Well, there might be some people who will claim it is, or pretty close to it, but the truth is it’s not. Most internet marketing practices are based on common sense: you need to give the search engines and your potential customers what they want. If you do that then there’s a high likelihood that your website will be successful. Some may claim this is akin to playing the system: others that it’s simple making the most of what you know works.
Whatever your opinion might be, all we’d say is that there’s no harm trying it.
If you’re given an internet marketing tip that appears to have legs, then give it a go and see if it delivers what it promises. If it works then great: if it doesn’t, then nothing is lost. If you still are convinced, then here’s an example for you – bounce rates.
What’s the biggest problem most online businesses have?
Well, surprisingly it isn’t the obvious one of not selling enough products to stay afloat, though there’s no doubting that helps. It’s actually customer engagement. Promoting products or services on search engines isn’t difficult: the problem lies in making your business stand out from the rest. Yes you want as high a page listing on search engines as possible, but if your link doesn’t deliver what it promises, then you’ll never convert interest into sales. Many people will click on a search engine link and be disappointed by what they find at the other end. They’ll either get told a load of generic nonsense or discover that the content on the website bears absolutely no relation to the sentiments outlined on the link.
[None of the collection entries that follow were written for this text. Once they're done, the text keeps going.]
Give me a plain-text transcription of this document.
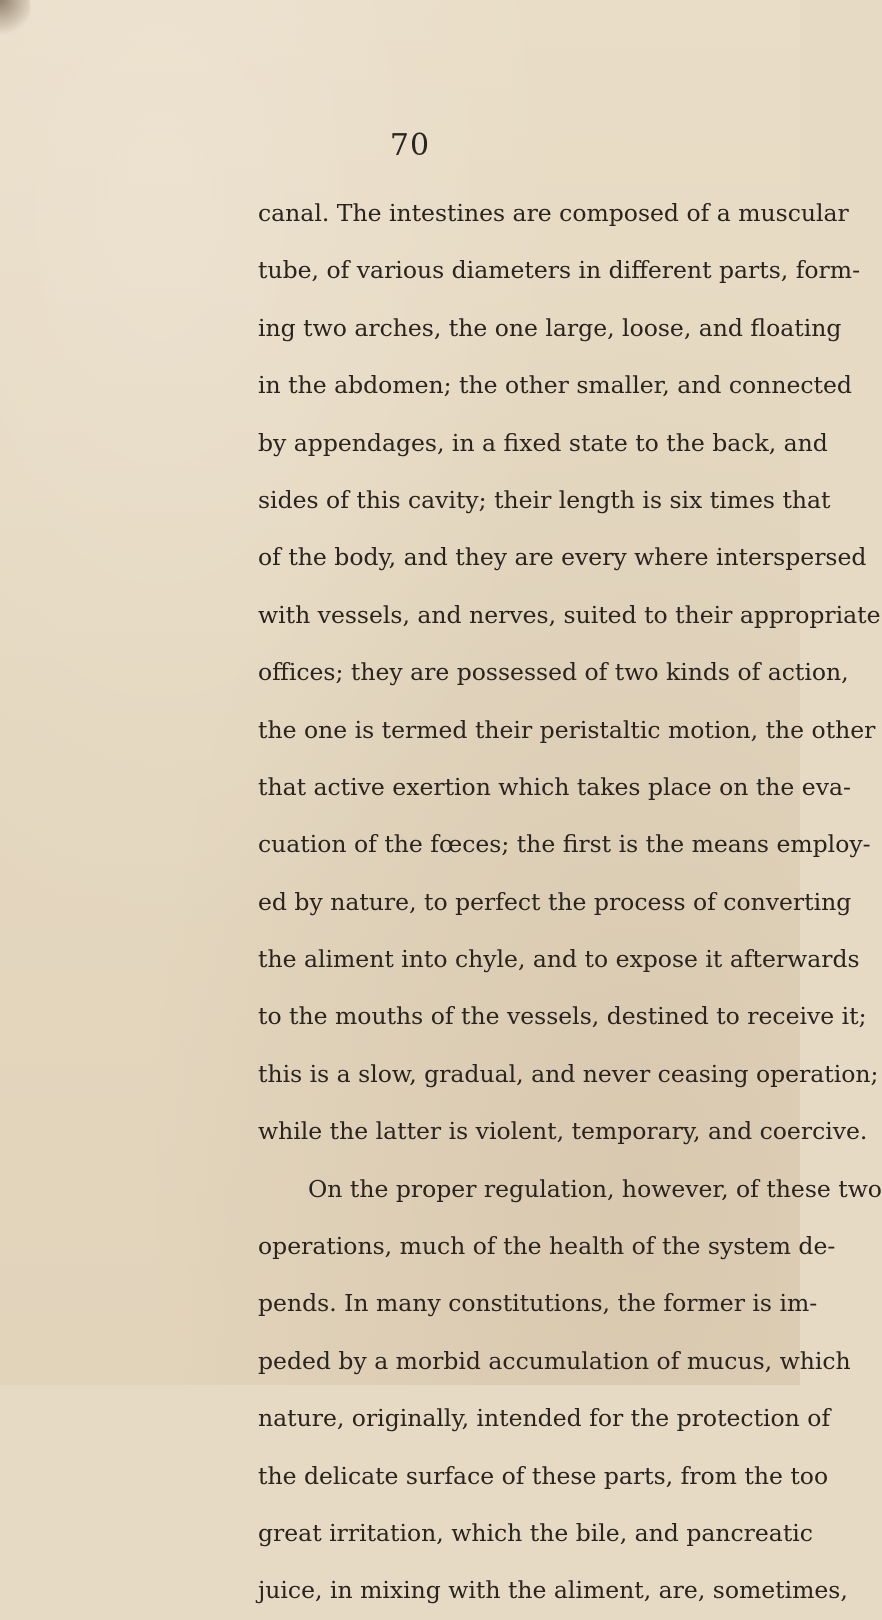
70

canal. The intestines are composed of a muscular
tube, of various diameters in different parts, form-
ing two arches, the one large, loose, and floating
in the abdomen; the other smaller, and connected
by appendages, in a fixed state to the back, and
sides of this cavity; their length is six times that
of the body, and they are every where interspersed
with vessels, and nerves, suited to their appropriate
offices; they are possessed of two kinds of action,
the one is termed their peristaltic motion, the other
that active exertion which takes place on the eva-
cuation of the fœces; the first is the means employ-
ed by nature, to perfect the process of converting
the aliment into chyle, and to expose it afterwards
to the mouths of the vessels, destined to receive it;
this is a slow, gradual, and never ceasing operation;
while the latter is violent, temporary, and coercive.
On the proper regulation, however, of these two
operations, much of the health of the system de-
pends. In many constitutions, the former is im-
peded by a morbid accumulation of mucus, which
nature, originally, intended for the protection of
the delicate surface of these parts, from the too
great irritation, which the bile, and pancreatic
juice, in mixing with the aliment, are, sometimes,
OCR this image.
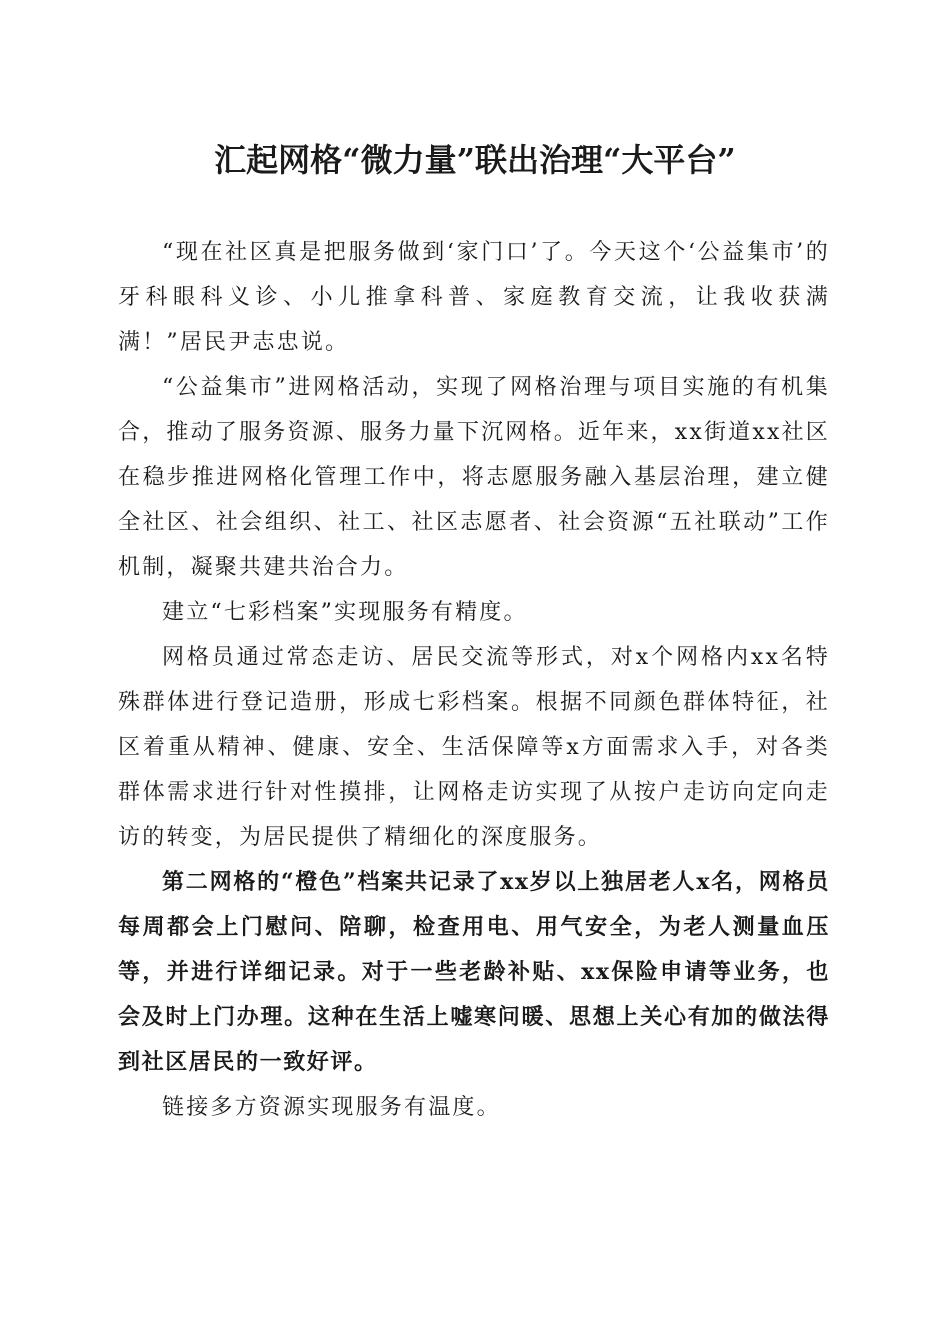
汇起网格“微力量”联出治理“大平台”

“现在社区真是把服务做到‘家门口’了。今天这个‘公益集市’的牙科眼科义诊、小儿推拿科普、家庭教育交流，让我收获满满！”居民尹志忠说。

“公益集市”进网格活动，实现了网格治理与项目实施的有机集合，推动了服务资源、服务力量下沉网格。近年来，xx街道xx社区在稳步推进网格化管理工作中，将志愿服务融入基层治理，建立健全社区、社会组织、社工、社区志愿者、社会资源“五社联动”工作机制，凝聚共建共治合力。

建立“七彩档案”实现服务有精度。

网格员通过常态走访、居民交流等形式，对x个网格内xx名特殊群体进行登记造册，形成七彩档案。根据不同颜色群体特征，社区着重从精神、健康、安全、生活保障等x方面需求入手，对各类群体需求进行针对性摸排，让网格走访实现了从按户走访向定向走访的转变，为居民提供了精细化的深度服务。

第二网格的“橙色”档案共记录了xx岁以上独居老人x名，网格员每周都会上门慰问、陪聊，检查用电、用气安全，为老人测量血压等，并进行详细记录。对于一些老龄补贴、xx保险申请等业务，也会及时上门办理。这种在生活上嘘寒问暖、思想上关心有加的做法得到社区居民的一致好评。

链接多方资源实现服务有温度。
They’ll then lose interest and return to the search engine and look for something better, or more relevant. Bounce rates are the curse of online businesses. Some online companies might it laugh it off and think well we’re selling enough to survive, but the important thing to remember is that each time a user bounces away from your website without signing up to one of your offers, another business is probably benefitting.
So how can you improve your bounce rates?
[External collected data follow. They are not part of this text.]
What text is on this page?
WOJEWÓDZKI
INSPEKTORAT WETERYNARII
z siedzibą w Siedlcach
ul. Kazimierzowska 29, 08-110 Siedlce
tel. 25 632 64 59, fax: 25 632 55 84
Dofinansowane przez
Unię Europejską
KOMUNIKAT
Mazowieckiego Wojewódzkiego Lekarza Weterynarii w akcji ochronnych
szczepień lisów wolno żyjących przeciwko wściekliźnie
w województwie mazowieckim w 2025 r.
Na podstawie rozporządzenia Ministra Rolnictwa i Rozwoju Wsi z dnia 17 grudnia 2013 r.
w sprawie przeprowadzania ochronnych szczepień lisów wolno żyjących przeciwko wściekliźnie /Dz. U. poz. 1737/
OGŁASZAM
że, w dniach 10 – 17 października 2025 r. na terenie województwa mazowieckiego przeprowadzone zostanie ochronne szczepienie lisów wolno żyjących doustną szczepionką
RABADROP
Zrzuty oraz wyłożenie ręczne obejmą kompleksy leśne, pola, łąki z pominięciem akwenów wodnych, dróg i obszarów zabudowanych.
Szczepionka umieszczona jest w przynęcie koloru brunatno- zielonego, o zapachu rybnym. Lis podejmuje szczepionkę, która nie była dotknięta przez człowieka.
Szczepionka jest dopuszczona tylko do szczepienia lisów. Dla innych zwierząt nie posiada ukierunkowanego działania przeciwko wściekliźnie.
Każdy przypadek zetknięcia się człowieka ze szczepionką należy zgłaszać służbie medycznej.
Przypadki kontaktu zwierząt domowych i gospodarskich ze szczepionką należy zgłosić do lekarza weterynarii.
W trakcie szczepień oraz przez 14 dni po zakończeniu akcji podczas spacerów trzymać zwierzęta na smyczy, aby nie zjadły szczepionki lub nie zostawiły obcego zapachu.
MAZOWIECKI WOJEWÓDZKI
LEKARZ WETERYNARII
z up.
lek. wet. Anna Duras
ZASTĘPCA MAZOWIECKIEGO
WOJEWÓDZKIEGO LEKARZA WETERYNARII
Well, you can start by being objective. Have an impartial look at your search engine link, and ask yourself what does it promise? Now click on the link and go to your webpage. Does the content on the site match the promises made on the link? Are you telling the user why you’re the best company to do business with? Have you explained what makes your business different, or why you’re able to offer quality products at lower prices than your competitors. If your answers are all negative, then you’ve found the problem. The content on your website doesn’t grab attention, and is probably not relevant to potential customers. If the link page doesn’t grab the reader by the scruff of the neck, then you can kiss goodbye to the sale. They won’t read on and click another of your links, and they certainly won’t buy anything from you. So, how can you put this right?
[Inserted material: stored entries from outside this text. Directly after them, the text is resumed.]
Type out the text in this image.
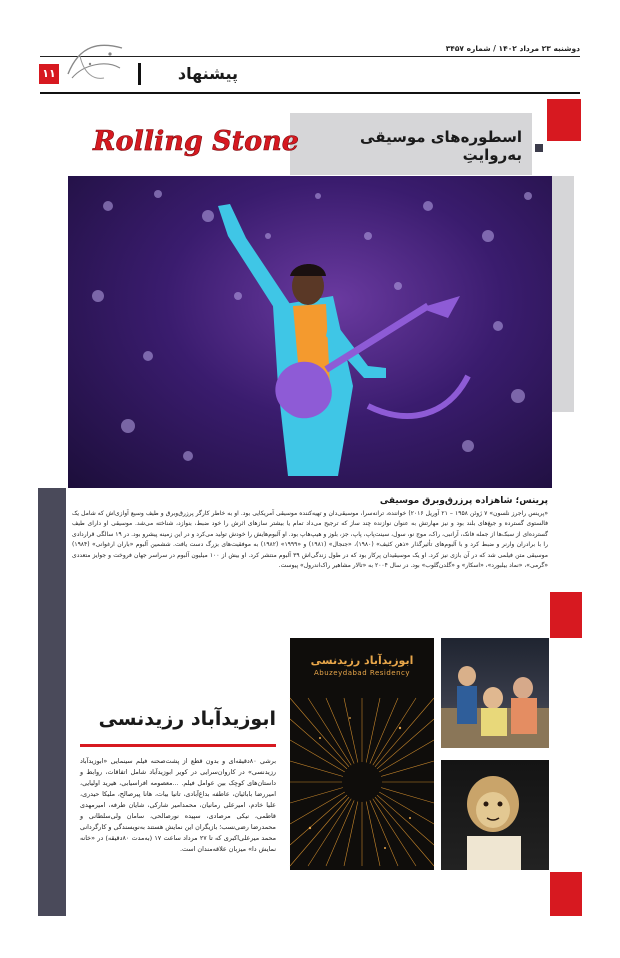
دوشنبه ۲۳ مرداد ۱۴۰۲ / شماره ۳۴۵۷
۱۱	پیشنهاد
Rolling Stone	اسطوره‌های موسیقی به‌روایتِ
پرینس؛ شاهزاده پرزرق‌وبرق موسیقی
«پرینس راجرز نلسون» ۷ ژوئن ۱۹۵۸ – ۲۱ آوریل ۲۰۱۶) خواننده، ترانه‌سرا، موسیقی‌دان و تهیه‌کننده موسیقی آمریکایی بود. او به خاطر کارگر پرزرق‌وبرق و طیف وسیع آوازی‌اش که شامل یک فالستوی گسترده و جیغ‌های بلند بود و نیز مهارتش به عنوان نوازنده چند ساز که ترجیح می‌داد تمام یا بیشتر سازهای اثرش را خود ضبط، بنوازد، شناخته می‌شد. موسیقی او دارای طیف گسترده‌ای از سبک‌ها از جمله فانک، آرانبی، راک، موج نو، سول، سینت‌پاپ، پاپ، جز، بلوز و هیپ‌هاپ بود. او آلبوم‌هایش را خودش تولید می‌کرد و در این زمینه پیشرو بود. در ۱۹ سالگی قراردادی را با برادران وارنر و ضبط کرد و با آلبوم‌های تأثیرگذار «ذهن کثیف» (۱۹۸۰)، «جنجال» (۱۹۸۱) و «۱۹۹۹» (۱۹۸۲) به موفقیت‌های بزرگ دست یافت. ششمین آلبوم «باران ارغوانی» (۱۹۸۴) موسیقی متن فیلمی شد که در آن بازی نیز کرد. او یک موسیقیدان پرکار بود که در طول زندگی‌اش ۳۹ آلبوم منتشر کرد. او بیش از ۱۰۰ میلیون آلبوم در سراسر جهان فروخت و جوایز متعددی «گرمی»، «نماد بیلبورد»، «اسکار» و «گلدن‌گلوب» بود. در سال ۲۰۰۴ به «تالار مشاهیر راک‌اندرول» پیوست.
ابوزیدآباد رزیدنسی
Abuzeydabad Residency
ابوزیدآباد رزیدنسی
برشی ۸۰دقیقه‌ای و بدون قطع از پشت‌صحنه فیلم سینمایی «ابوزیدآباد رزیدنسی» در کاروان‌سرایی در کویر ابوزیدآباد شامل اتفاقات، روابط و داستان‌های کوچک بین عوامل فیلم. ...معصومه افراسیابی، هیرید اولیایی، امیررضا بابائیان، عاطفه بداغ‌آبادی، تانیا بیات، هانا پیرصالح، ملیکا حیدری، علیا خادم، امیرعلی رمانیان، محمدامیر شارکی، شایان طرفه، امیرمهدی قاطمی، نیکی مرصادی، سپیده نورصالحی، سامان ولی‌سلطانی و محمدرضا رضی‌نسب؛ بازیگران این نمایش هستند به‌نویسندگی و کارگردانی محمد میرعلی‌اکبری که تا ۲۷ مرداد ساعت ۱۷ (به‌مدت ۸۰دقیقه) در «خانه نمایش دا» میزبان علاقه‌مندان است.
Many business web pages start off with a welcome message. Why? Some will say it’s because they want to tell readers who they are and what they do. Well, that’s all very laudable, but frankly it’s irrelevant. By all means tell readers all this information, but not when they first arrive. Let them find that out later on another link, when you’ve convinced them to stay and read on. If you buy the Independent newspaper you’ll never find a welcome message, will you? You’ll plunge straight into the news headlines. So what the business should be doing is telling potential customers what you do better than anyone else, and why they should choose you. To do that you need to write relevant and eye-catching content.
By far the best way of achieving this is to make sure your header tag is appropriate and, most importantly of all, ensure that it contains your keyword: after all, that’s why the visitor has stumbled on your website in the first place.
You also need to make sure your targeted keyword is prominent in the title tag too.
As an example if you’re offering internet marketing services in Manchester, don’t start off with a generic welcome message; say something punchy that will grab the reader’s attention and hook them in. Say something intriguing like ’the 6 simple internet marketing tips that every Manchester business should know about.’ What makes this statement grab attention is that it’s not only relevant, but it’s also potentially interesting: if you are a Manchester business man or woman, you’ll want to know what these simple tips are, and how they might be of benefit to you. So, you’ll read on and click on the link. You certainly won’t bounce away. Now the content of the link may turn out to be rubbish, but that’s another issue entirely. That’s all down to providing relevant and worthwhile content, and that’s for another time.